There are aspects of the “Jetsons” future that are already beginning to unfold. When George goes to the doctor for a physical, the doc holds up a little golf-ball-sized thingie he calls a “peek-a-boo prober capsule,” a tiny camera that George swallows to take pictures of his digestive system. Today’s teenagers should be grateful that colonoscopies are soon going to be a whole lot easier.
“The Jetsons” is, you’ll remember, famous for its hover cars, those little chirping bubble-top cruisers vaguely reminiscent of the old AMC Pacer from the ’70s. You’d think that we’d start to see some prototypes popping up right about now, and sources tell me that that enormous Tesla plant on 880 on the way to Oakland is warehousing hundreds of them. Of course, my sources are a couple of 10-year-old boys strung out on Rockstar.
Once we get our hands on those flying cars, then a whole new dimension of a “Jetsons” world opens up: living in the sky. There is no explicit mention of global warming in “The Jetsons,” but clearly the people of the future will figure out that – just as the summers are milder in mountain towns – temperatures are more tolerable the farther away from the ground you happen to be. Or, perhaps, polar cap melting and sea-level rise have obliterated most of the livable land on the planet. But if we have hover cars, who cares?
Consequently, everything in the new world will be on unfathomably tall stilts – schools, apartment buildings, workplaces, hospitals. Even golf courses will be little more than a series of floating chunks of turf, rendering the views at Pebble Beach suddenly yawn-worthy.
Also, if the world of “The Jetsons” comes about – and by “if,” I really mean “when” – we will have finally solved the pesky and annoying problem of walking. Moving sidewalks for everyone! Heck, we may not even need legs in the future. And where there are no moving sidewalks, there are big plexiglass vacuum chutes that will pinball you to another part of the building in a flash. I’m totally ready!
What’s particularly exciting about the future is how we are all going to embrace a retro aesthetic. Things we think are passe now will come roaring back into prominence. Forget all this touch technology currently the rage with the smart phone and the iPad, soon we’ll all be going back to the whimsical world of dials, buttons, levers and switches. And the lowly whip antenna we now only see on old Chevys, those things will be everywhere, especially on hats. A TV of the future will descend from an unseen spot in the ceiling on command, but it will still have rabbit ears.

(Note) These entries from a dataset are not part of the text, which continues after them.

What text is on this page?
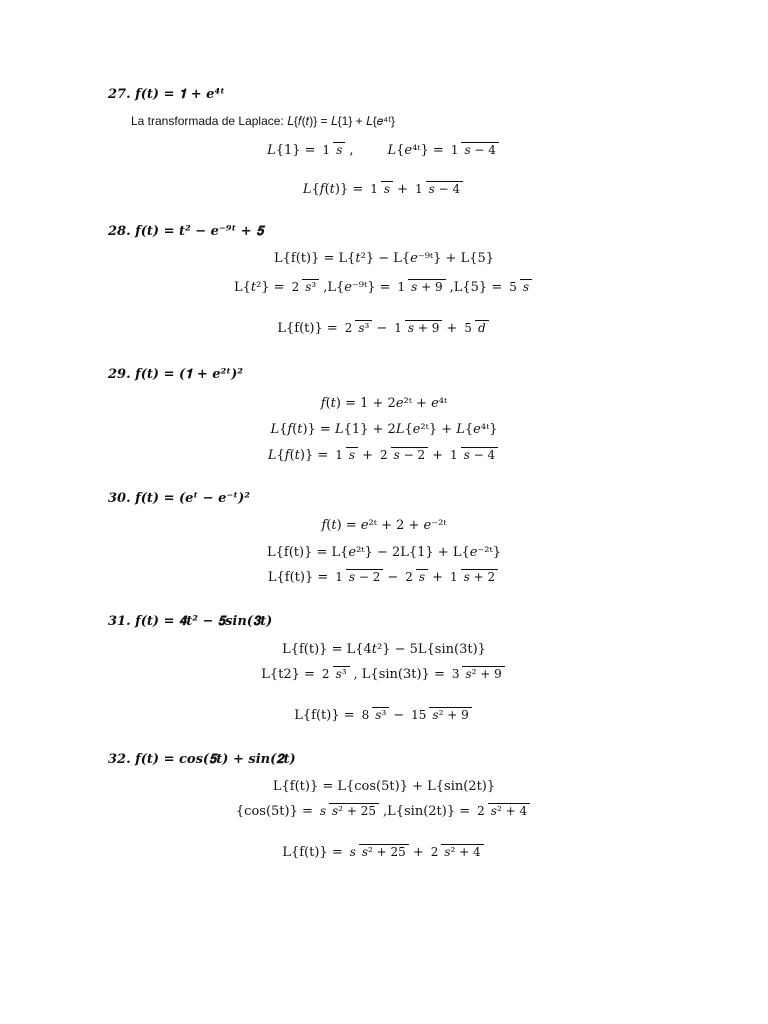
27. 𝒇(𝒕) = 𝟏 + 𝒆⁴ᵗ
La transformada de Laplace: 𝐿{𝑓(𝑡)} = 𝐿{1} + 𝐿{𝑒⁴ᵗ}
𝐿{1} = 1 𝑠 ,	𝐿{𝑒⁴ᵗ} = 1 𝑠 − 4
𝐿{𝑓(𝑡)} = 1 𝑠 + 1 𝑠 − 4
28. 𝒇(𝒕) = 𝒕² − 𝒆⁻⁹ᵗ + 𝟓
L{f(t)} = L{𝑡²} − L{𝑒⁻⁹ᵗ} + L{5}
L{𝑡²} = 2 𝑠³ ,L{𝑒⁻⁹ᵗ} = 1 𝑠 + 9 ,L{5} = 5 𝑠
L{f(t)} = 2 𝑠³ − 1 𝑠 + 9 + 5 𝑑
29. 𝒇(𝒕) = (𝟏 + 𝒆²ᵗ)²
𝑓(𝑡) = 1 + 2𝑒²ᵗ + 𝑒⁴ᵗ
𝐿{𝑓(𝑡)} = 𝐿{1} + 2𝐿{𝑒²ᵗ} + 𝐿{𝑒⁴ᵗ}
𝐿{𝑓(𝑡)} = 1 𝑠 + 2 𝑠 − 2 + 1 𝑠 − 4
30. 𝒇(𝒕) = (𝒆ᵗ − 𝒆⁻ᵗ)²
𝑓(𝑡) = 𝑒²ᵗ + 2 + 𝑒⁻²ᵗ
L{f(t)} = L{𝑒²ᵗ} − 2L{1} + L{𝑒⁻²ᵗ}
L{f(t)} = 1 𝑠 − 2 − 2 𝑠 + 1 𝑠 + 2
31. 𝒇(𝒕) = 𝟒𝒕² − 𝟓𝒔𝒊𝒏(𝟑𝒕)
L{f(t)} = L{4𝑡²} − 5L{sin(3t)}
L{t2} = 2 𝑠³ , L{sin(3t)} = 3 𝑠² + 9
L{f(t)} = 8 𝑠³ − 15 𝑠² + 9
32. 𝒇(𝒕) = 𝒄𝒐𝒔(𝟓𝒕) + 𝒔𝒊𝒏(𝟐𝒕)
L{f(t)} = L{cos(5t)} + L{sin(2t)}
{cos(5t)} = 𝑠 𝑠² + 25 ,L{sin(2t)} = 2 𝑠² + 4
L{f(t)} = 𝑠 𝑠² + 25 + 2 𝑠² + 4
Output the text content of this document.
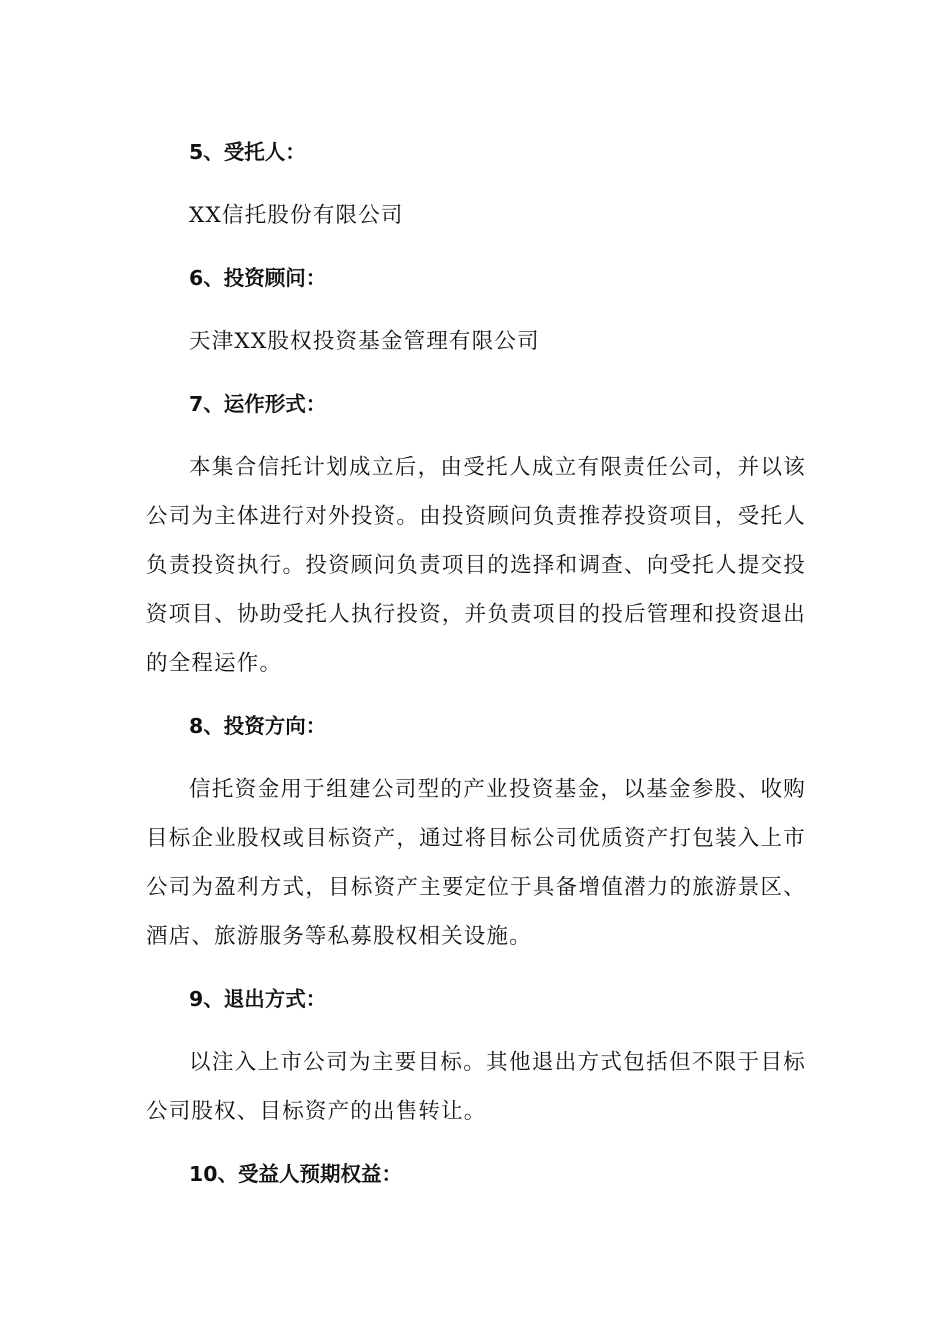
5、受托人：

XX信托股份有限公司

6、投资顾问：

天津XX股权投资基金管理有限公司

7、运作形式：

本集合信托计划成立后，由受托人成立有限责任公司，并以该公司为主体进行对外投资。由投资顾问负责推荐投资项目，受托人负责投资执行。投资顾问负责项目的选择和调查、向受托人提交投资项目、协助受托人执行投资，并负责项目的投后管理和投资退出的全程运作。

8、投资方向：

信托资金用于组建公司型的产业投资基金，以基金参股、收购目标企业股权或目标资产，通过将目标公司优质资产打包装入上市公司为盈利方式，目标资产主要定位于具备增值潜力的旅游景区、酒店、旅游服务等私募股权相关设施。

9、退出方式：

以注入上市公司为主要目标。其他退出方式包括但不限于目标公司股权、目标资产的出售转让。

10、受益人预期权益：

Sitting on the cutting-edge of the new technology of the future is, of course, that hipster teenager Judy Jetson. And, it is my pleasure to report, Judy isn’t all plugged into iPhones and video games. To her dad’s frustation, all she cares about is her “stereophonic music tapes.” Tapes! Just like kids today embrace the vinyl LP!
It’s a place where you can “dial your breakfast,” with – that’s right – an old-fashioned rotary dial, where you wear your iPhone on your wrist like a watch, and where TV screens appear on the back of cereal boxes and collars look like dinner plates.
But what’s most exciting about the world we are soon to inherit, according to the “Jetsons,” is what’s not there. Everyone seems to have a desk – one of those C-shaped jobs like Stephen Colbert has – but no one has a computer on those desks. There is no mention of Google, or Facebook, or Craig’s List or HuffPo.
Maybe we’ll have figured out by then the key to a simple and happy life, that all you really need is your copy of the Daily Orbit.